The defense radar, which is being built on top of a spoil tip on the property of the former Viru oil shale mine, is slated to enter operation at the end of next year. At the northern end of the Virumaa region, however, height restrictions on wind turbines will be lifted on June 1 already.
"One passive radar delivery already took place at the end of this year, so we'll be covering this gap from mid-next year timewise with this new passive surveillance system that will cover the Viru region," explained Priit Soosaar, strategic category manager for C4I, cyber and radars at the Estonian Center for Defense Investment (ECDI).
The active radars to be built in Ida-Viru County and on the Western Estonian island of Hiiumaa are capable of identifying flying objects at a range of up to 500 kilometers. These radars will smooth the process of constructing new wind farms in Estonia, however some restrictions will nonetheless remain in effect.

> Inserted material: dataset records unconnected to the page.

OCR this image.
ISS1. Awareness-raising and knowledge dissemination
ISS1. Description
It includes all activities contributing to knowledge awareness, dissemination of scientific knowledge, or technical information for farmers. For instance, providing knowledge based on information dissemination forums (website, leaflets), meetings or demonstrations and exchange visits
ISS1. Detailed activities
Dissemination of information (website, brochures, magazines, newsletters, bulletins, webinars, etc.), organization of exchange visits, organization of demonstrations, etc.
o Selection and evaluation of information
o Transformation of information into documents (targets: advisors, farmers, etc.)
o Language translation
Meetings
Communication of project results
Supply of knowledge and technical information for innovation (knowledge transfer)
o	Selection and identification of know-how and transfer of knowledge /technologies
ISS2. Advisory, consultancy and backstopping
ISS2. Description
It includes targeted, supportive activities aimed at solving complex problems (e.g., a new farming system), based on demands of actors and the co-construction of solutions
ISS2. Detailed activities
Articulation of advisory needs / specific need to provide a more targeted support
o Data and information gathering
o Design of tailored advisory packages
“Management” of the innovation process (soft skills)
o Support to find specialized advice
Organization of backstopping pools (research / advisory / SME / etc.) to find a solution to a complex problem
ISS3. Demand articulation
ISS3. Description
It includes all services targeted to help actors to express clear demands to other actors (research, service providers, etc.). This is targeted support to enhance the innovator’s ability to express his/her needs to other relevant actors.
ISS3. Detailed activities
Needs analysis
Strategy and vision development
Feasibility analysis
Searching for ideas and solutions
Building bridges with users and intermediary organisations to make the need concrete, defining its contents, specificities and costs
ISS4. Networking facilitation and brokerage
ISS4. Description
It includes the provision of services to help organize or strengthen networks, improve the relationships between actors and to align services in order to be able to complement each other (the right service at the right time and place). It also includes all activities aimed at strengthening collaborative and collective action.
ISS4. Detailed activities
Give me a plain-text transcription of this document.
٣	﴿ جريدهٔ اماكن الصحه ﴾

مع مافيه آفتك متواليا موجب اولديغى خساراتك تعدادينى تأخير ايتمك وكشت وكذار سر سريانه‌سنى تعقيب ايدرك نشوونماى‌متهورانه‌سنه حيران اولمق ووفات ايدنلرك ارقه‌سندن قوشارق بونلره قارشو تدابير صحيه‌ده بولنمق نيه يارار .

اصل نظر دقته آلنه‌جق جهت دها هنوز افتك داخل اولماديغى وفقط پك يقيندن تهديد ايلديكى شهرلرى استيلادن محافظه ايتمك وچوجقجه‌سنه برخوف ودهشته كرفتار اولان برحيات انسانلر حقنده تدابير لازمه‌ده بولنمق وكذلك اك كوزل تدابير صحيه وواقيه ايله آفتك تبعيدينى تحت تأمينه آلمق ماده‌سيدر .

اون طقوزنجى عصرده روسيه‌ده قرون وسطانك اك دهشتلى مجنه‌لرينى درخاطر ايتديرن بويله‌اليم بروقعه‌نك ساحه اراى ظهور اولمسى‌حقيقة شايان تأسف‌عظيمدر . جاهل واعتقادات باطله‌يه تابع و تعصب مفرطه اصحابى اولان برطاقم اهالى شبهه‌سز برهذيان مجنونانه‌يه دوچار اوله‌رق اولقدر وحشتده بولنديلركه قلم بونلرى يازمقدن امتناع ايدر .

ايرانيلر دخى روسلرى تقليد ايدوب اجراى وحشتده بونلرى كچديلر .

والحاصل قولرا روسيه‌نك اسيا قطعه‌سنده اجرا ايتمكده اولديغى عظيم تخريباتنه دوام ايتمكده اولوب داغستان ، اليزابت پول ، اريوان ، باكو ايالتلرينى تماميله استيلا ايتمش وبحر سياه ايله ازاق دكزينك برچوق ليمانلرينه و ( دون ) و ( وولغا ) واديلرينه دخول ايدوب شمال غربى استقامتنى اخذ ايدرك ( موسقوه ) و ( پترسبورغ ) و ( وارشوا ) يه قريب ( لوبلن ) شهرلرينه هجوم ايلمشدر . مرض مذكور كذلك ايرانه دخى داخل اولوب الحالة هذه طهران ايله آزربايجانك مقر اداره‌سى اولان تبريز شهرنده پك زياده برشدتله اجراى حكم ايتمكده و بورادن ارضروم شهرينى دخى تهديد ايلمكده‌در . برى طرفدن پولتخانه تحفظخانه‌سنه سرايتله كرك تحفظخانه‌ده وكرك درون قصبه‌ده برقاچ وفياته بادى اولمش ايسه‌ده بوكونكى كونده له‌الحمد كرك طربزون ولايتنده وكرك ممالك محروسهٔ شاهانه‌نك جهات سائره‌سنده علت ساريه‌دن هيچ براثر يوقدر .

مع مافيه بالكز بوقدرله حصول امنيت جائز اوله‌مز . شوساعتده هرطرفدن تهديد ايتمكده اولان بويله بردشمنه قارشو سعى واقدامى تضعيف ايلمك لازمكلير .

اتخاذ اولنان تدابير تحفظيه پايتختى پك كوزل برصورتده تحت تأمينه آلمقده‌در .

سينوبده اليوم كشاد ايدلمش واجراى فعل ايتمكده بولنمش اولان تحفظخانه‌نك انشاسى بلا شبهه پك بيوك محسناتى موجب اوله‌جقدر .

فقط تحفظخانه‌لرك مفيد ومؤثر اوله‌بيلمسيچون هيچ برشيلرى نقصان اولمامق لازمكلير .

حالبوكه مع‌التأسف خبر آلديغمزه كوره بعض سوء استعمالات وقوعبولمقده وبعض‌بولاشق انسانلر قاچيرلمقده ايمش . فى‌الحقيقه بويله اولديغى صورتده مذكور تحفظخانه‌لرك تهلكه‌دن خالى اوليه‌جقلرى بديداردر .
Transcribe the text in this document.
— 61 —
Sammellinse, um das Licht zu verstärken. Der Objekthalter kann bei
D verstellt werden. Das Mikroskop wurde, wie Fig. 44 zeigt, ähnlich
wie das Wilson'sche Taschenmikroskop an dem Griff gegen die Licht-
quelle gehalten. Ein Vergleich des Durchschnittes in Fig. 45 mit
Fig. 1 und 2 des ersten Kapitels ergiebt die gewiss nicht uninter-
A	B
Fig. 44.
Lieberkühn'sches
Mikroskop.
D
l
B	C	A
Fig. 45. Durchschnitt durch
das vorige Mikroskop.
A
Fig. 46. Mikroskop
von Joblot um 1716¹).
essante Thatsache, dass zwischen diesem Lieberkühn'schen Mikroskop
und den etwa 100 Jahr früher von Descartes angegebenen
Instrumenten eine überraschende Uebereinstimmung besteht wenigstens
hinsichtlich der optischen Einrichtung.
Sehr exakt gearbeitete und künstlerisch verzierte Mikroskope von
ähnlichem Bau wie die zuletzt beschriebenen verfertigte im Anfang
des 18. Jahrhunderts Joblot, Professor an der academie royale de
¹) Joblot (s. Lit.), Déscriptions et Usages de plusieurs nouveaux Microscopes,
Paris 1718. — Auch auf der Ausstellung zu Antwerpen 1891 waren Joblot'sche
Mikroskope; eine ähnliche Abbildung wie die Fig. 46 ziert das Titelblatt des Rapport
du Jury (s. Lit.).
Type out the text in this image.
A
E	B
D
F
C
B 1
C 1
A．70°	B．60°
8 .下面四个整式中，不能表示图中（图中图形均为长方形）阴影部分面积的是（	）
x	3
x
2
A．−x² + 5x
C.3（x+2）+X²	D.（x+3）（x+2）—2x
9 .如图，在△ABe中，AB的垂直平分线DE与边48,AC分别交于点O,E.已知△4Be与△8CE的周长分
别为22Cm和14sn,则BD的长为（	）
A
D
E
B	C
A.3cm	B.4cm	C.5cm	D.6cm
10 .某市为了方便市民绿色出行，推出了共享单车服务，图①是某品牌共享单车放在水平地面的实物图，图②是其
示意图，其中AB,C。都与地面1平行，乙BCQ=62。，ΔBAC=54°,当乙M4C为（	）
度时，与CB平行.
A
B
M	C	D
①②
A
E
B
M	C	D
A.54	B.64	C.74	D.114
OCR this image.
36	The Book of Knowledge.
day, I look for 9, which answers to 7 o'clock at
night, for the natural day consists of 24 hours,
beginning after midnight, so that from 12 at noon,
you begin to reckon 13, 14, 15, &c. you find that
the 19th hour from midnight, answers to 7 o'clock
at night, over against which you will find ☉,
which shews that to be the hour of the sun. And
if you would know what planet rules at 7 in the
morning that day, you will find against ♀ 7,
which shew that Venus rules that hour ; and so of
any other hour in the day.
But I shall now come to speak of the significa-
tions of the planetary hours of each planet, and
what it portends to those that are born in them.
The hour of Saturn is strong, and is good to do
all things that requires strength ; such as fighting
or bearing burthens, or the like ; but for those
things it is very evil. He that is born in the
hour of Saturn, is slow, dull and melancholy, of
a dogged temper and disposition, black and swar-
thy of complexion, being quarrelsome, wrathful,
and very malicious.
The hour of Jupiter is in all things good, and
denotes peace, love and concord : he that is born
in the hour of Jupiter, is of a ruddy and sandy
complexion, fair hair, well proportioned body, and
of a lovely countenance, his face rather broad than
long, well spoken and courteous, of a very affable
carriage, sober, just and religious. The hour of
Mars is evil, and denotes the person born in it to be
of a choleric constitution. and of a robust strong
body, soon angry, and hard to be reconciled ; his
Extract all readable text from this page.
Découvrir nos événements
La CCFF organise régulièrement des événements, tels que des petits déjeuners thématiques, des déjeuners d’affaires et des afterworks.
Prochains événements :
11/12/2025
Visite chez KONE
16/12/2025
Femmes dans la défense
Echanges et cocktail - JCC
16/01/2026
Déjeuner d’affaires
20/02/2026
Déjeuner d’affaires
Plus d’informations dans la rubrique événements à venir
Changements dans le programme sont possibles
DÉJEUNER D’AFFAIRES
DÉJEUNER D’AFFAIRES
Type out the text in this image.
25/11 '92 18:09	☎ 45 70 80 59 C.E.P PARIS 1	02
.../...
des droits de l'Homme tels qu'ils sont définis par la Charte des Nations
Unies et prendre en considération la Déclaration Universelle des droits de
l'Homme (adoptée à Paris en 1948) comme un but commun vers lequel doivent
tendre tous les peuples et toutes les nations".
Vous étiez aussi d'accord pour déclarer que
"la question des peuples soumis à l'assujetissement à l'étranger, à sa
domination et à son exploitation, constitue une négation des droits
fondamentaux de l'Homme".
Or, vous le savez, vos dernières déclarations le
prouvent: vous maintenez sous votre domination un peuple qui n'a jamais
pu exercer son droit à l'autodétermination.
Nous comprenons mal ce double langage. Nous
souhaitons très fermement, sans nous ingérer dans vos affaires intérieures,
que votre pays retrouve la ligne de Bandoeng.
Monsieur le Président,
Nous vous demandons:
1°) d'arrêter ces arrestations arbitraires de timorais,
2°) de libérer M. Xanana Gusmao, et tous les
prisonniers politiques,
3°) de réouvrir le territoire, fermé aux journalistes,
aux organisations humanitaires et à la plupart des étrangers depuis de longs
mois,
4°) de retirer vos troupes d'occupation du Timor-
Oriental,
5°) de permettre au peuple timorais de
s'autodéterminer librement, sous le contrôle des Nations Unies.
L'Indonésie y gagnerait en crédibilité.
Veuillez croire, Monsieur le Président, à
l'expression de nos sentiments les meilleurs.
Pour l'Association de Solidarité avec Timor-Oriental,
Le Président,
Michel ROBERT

Developers of solar parks located within the vicinity of military objects, for example, will have to change their plans. Enefit Green thus had to cut back its plans for a solar park on top of the Estonia mine spoil tip, located not far from the future Viru radar station, nearly halving its initial planned capacity.
"Yes, it could have been more powerful, but the building permit was issued for this capacity and then we couldn't build a bigger one," Enefit Green CEO Aavo Kärmas said. "Authorization is needed from the Ministry of Defense for every solar park to be built here. We'll decide accordingly based on whether such authorizations are granted."
The ECDI is working together with the EDF to seek middle ground between enhancing defense capabilities and economic interests while also ensuring that Estonia's defense capabilities aren't compromised. It is for this reason that a multilayered aerial surveillance project was launched years ago, which aims to take the aforementioned aspects into account.
"Solar parks and wind farms affect the work of our systems, and will continue to do so," Soosaar explained. "Nevertheless, we've found optimal solutions as well as relocated various systems in order to enable the industry to fulfill its goals of developing green or renewable energy."
The twin radars going up in Ida-Viru County and later on the island of Hiiumaa cost a total of more than €50 million exclusive of VAT.